To create the most haunted with less. By limiting the users' field of view to a single door frame, I design a haunted house experience with visual and audio suspension. I use this project as an experiment to reinterpret film techniques in virtual reality. Inspired by the effective film languages of the thriller genre, I reapply them in building up this VR experience based on my passion and expertise in making live-action narrative films. Those techniques include dramatic lightings, composition, non-digestive sound effect, false alarms, etc.
I STRONGLY ENCOURAGE the audience to experience this project in a VR headset. There is no way to experience the immersive suspension and fear built into the project without a VR headset.
WINDOW AS A STAGE
I was inspired by Alfred Hitchcock's Rear Window (1954). He uses only one apartment window to tell a murder story so I use the door frame as "the stage" of the performance. For example, I design the plot where the zombie doctor walking towards the viewer. In VR, viewer's perception is in line with the perception VR provides so the audience’s perception of distance will be enlarged.

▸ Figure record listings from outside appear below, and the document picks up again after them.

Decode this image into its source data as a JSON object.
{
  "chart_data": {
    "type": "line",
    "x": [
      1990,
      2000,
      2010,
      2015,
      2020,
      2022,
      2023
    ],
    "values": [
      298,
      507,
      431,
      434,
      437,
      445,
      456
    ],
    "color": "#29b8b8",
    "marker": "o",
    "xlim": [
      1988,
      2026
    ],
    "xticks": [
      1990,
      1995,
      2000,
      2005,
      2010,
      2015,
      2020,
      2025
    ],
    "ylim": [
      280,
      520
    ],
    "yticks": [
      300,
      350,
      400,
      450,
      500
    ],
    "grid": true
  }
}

As the zombie is getting closer and closer, a tension which is unique to VR is gradually built up.
The key of creating "infinite" space is to block the viewers from seeing the end of the hallway. In the level design, I design two "infinite" hallways, one closer, the other farther away from the viewer.
The timeline is made of multiple tracks of character animations, 2D and 3D audios, and objects activation tracks. The last ones are used to create the three power down moments. You feel the most scared, when you can't see. When lights are shut in movie, you see the frame of your monitor. When lights are shut in VR, you can't see anything.